An anonymous reader, whose epistle has a Thurles postmark asks about the phrase, Sweet Fanny Adams. "Is it true," my correspondent asks, "that sweet Miss Adams's initials were anagrammed into a vulgar phrase or is the other theory correct: that sweet Fanny Adams is simply that vulgar phrase laundered so as to, be accepted in polite society?
Well, poor Miss Adams did exist. Her life was short and sad. She came from Alton in Hampshire and she was murdered and dismembered in 1867 at the age of eight by a mad accountant. Unfortunately, her remains turned up in a trunk in the Deptford Navy Yard precisely at the time when tinned meat was being introduced as the staple food of a reluctant Royal Navy. No sweeties for guessing what the sailors called what they were now expected to like or lump. Subsequently, the term was used to cover anything that was valueless. As for the vulgar phrase, it is of far more recent origin.

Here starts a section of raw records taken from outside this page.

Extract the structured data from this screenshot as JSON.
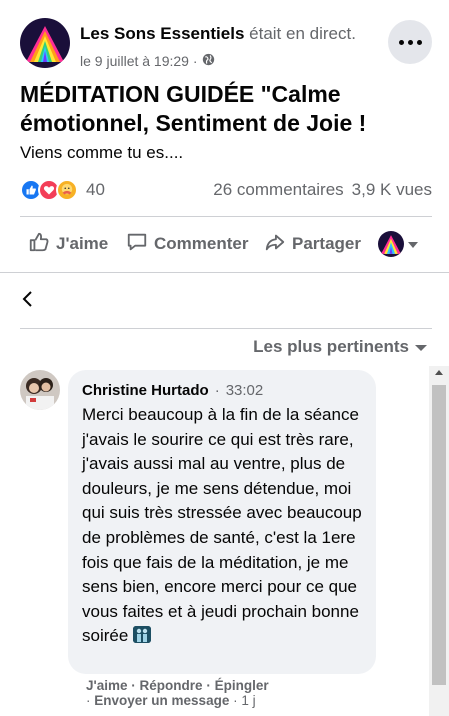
{
  "post": {
    "page_name": "Les Sons Essentiels",
    "live_text": "était en direct.",
    "date": "le 9 juillet à 19:29 ·",
    "audience_icon": "globe-icon",
    "title": "MÉDITATION GUIDÉE \"Calme émotionnel, Sentiment de Joie !",
    "text": "Viens comme tu es....",
    "reaction_count": "40",
    "comments_count": "26 commentaires",
    "views_count": "3,9 K vues"
  },
  "actions": {
    "like": "J'aime",
    "comment": "Commenter",
    "share": "Partager"
  },
  "comments_section": {
    "sort_label": "Les plus pertinents",
    "comment": {
      "author": "Christine Hurtado",
      "separator": "·",
      "time": "33:02",
      "text": "Merci beaucoup à la fin de la séance j'avais le sourire ce qui est très rare, j'avais aussi mal au ventre, plus de douleurs, je me sens détendue, moi qui suis très stressée avec beaucoup de problèmes de santé, c'est la 1ere fois que fais de la méditation, je me sens bien, encore merci pour ce que vous faites et à jeudi prochain bonne soirée",
      "like_label": "J'aime",
      "reply_label": "Répondre",
      "pin_label": "Épingler",
      "send_message_label": "Envoyer un message",
      "age": "1 j",
      "dot": "·"
    }
  },
  "colors": {
    "accent": "#1877f2",
    "secondary_text": "#65676b",
    "bubble": "#f0f2f5"
  }
}
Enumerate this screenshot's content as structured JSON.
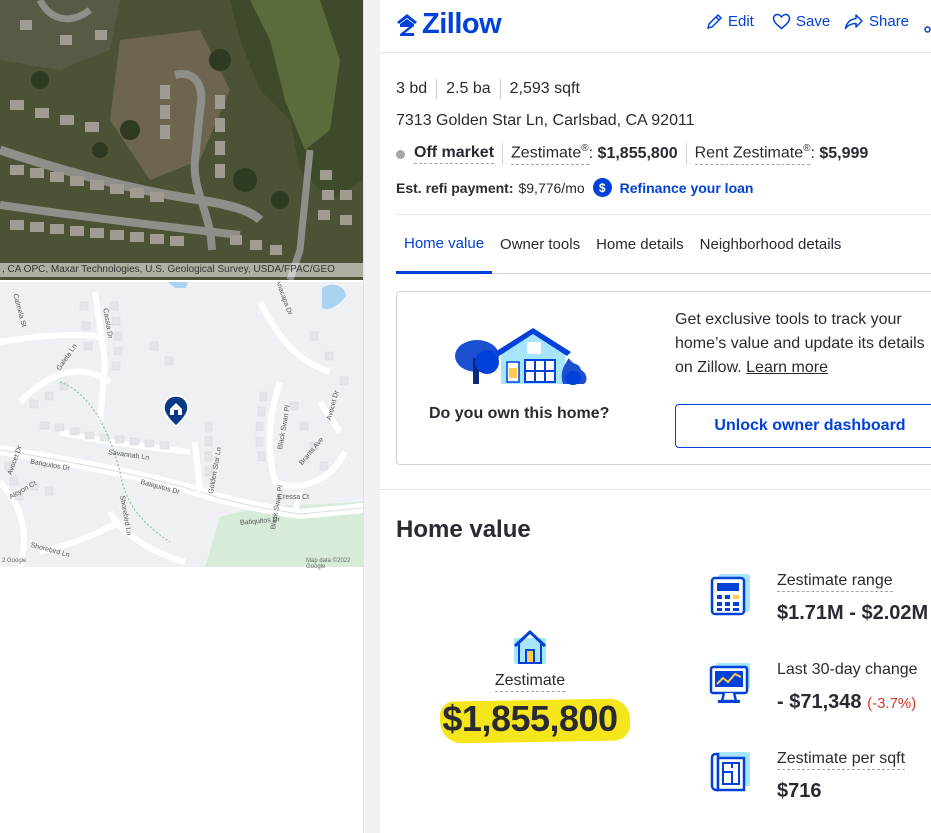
{
  "map": {
    "satellite_attribution": ", CA OPC, Maxar Technologies, U.S. Geological Survey, USDA/FPAC/GEO",
    "credit_left": "2 Google",
    "credit_right": "Map data ©2022 Google",
    "street_labels": [
      "Calmela St",
      "Cassia Dr",
      "Galeta Ln",
      "Savannah Ln",
      "Batiquitos Dr",
      "Batiquitos Dr",
      "Batiquitos Dr",
      "Golden Star Ln",
      "Black Swan Pl",
      "Black Swan Pl",
      "Brants Ave",
      "Cressa Ct",
      "Shorebird Ln",
      "Shorebird Ln",
      "Avocet Dr",
      "Avocet Dr",
      "Alcyon Ct",
      "Anacapa Dr"
    ]
  },
  "header": {
    "logo_text": "Zillow",
    "edit_label": "Edit",
    "save_label": "Save",
    "share_label": "Share"
  },
  "home": {
    "beds": "3 bd",
    "baths": "2.5 ba",
    "sqft": "2,593 sqft",
    "address": "7313 Golden Star Ln, Carlsbad, CA 92011",
    "status": "Off market",
    "zestimate_label": "Zestimate",
    "reg_mark": "®",
    "zestimate_value": "$1,855,800",
    "rent_label": "Rent Zestimate",
    "rent_value": "$5,999",
    "refi_label": "Est. refi payment:",
    "refi_value": "$9,776/mo",
    "refi_link": "Refinance your loan"
  },
  "tabs": [
    "Home value",
    "Owner tools",
    "Home details",
    "Neighborhood details"
  ],
  "owner_card": {
    "question": "Do you own this home?",
    "description": "Get exclusive tools to track your home’s value and update its details on Zillow.",
    "learn_more": "Learn more",
    "button": "Unlock owner dashboard"
  },
  "home_value": {
    "title": "Home value",
    "zestimate_label": "Zestimate",
    "zestimate_value": "$1,855,800",
    "range_label": "Zestimate range",
    "range_value": "$1.71M - $2.02M",
    "change_label": "Last 30-day change",
    "change_value": "- $71,348",
    "change_pct": "(-3.7%)",
    "per_sqft_label": "Zestimate per sqft",
    "per_sqft_value": "$716"
  },
  "colors": {
    "brand_blue": "#0041d9",
    "highlight_yellow": "#f5e61b",
    "negative_red": "#d1392c"
  }
}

Many of the phrases we modern landlubbers use come from the speech of the old time sailors. I had always thought that "not enough room to swing a cat" was first used in reference to the cat-o'-nine-tails, but according to the naval historians, Bill Beavis and Richard McCloskey, in their fascinating Salty Dog Talk (Adlard Coles Nautical, London, 1983) this may not be so. You see, the cat was also the name for a sailing collier common throughout northern Europe at one time. They were very "handy" vessels: Captain Cook's Endeavour was formerly a Northumberland cat. But they were also very small, about 600 tons: and our two historians think that the expression referred to a port or anchorage which would not have enough room for this small vessel to swing at anchor.

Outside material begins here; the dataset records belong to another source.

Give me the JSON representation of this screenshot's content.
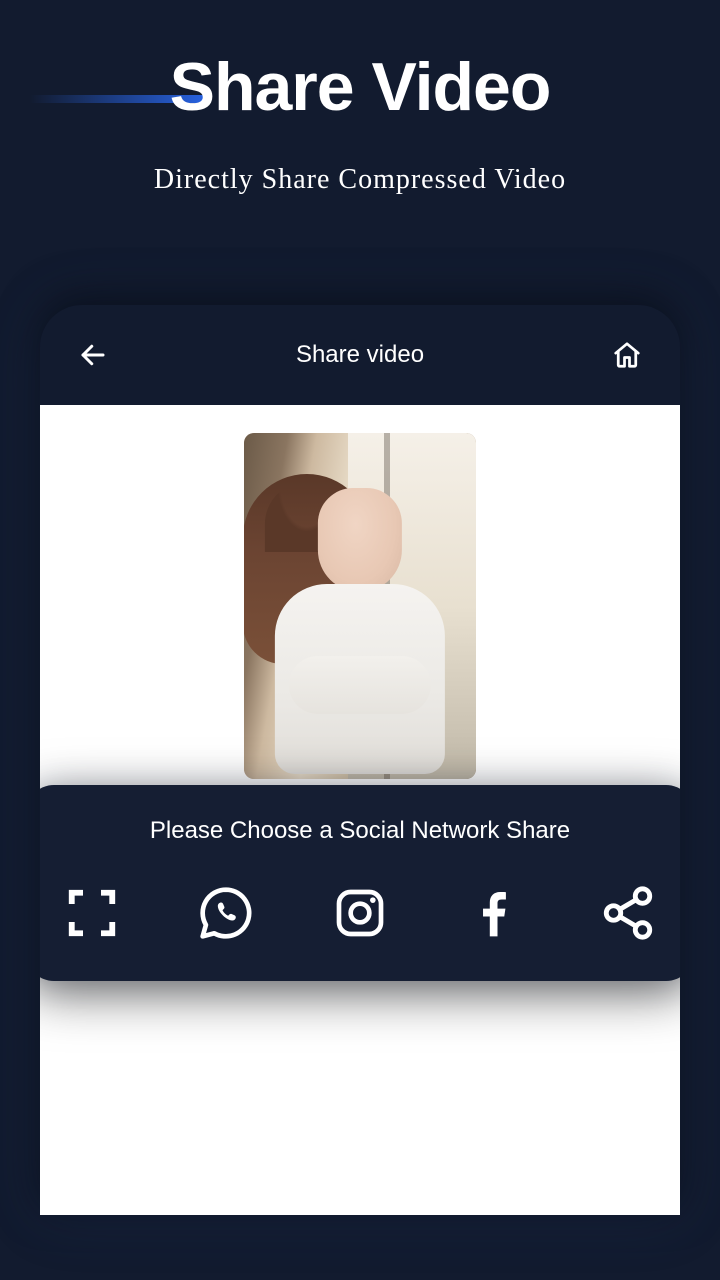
{
  "hero": {
    "title": "Share Video",
    "subtitle": "Directly Share Compressed Video"
  },
  "app": {
    "header_title": "Share video"
  },
  "share_panel": {
    "title": "Please Choose a Social Network Share",
    "options": [
      {
        "name": "fullscreen"
      },
      {
        "name": "whatsapp"
      },
      {
        "name": "instagram"
      },
      {
        "name": "facebook"
      },
      {
        "name": "share"
      }
    ]
  }
}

"Between the devil and the deep sea" is another expression of nautical origin. The seams between a ship's planks had to be repacked with oakum and pitch to prevent leakage, and the devil was the outside seam of the deck planks, nearest the scuppers. It was very difficult to pitch, due to the spray washing over the side: hence its name. In foul weather, as well, a man could easily be knocked over by a sea and washed into the scuppers, finding himself literally between the devil seam and the deep sea. "The devil to pay", originally ran "the devil to pay and no hot pitch". Same devil; to pay meant to caulk, and can be traced to Old High German peb, pitch.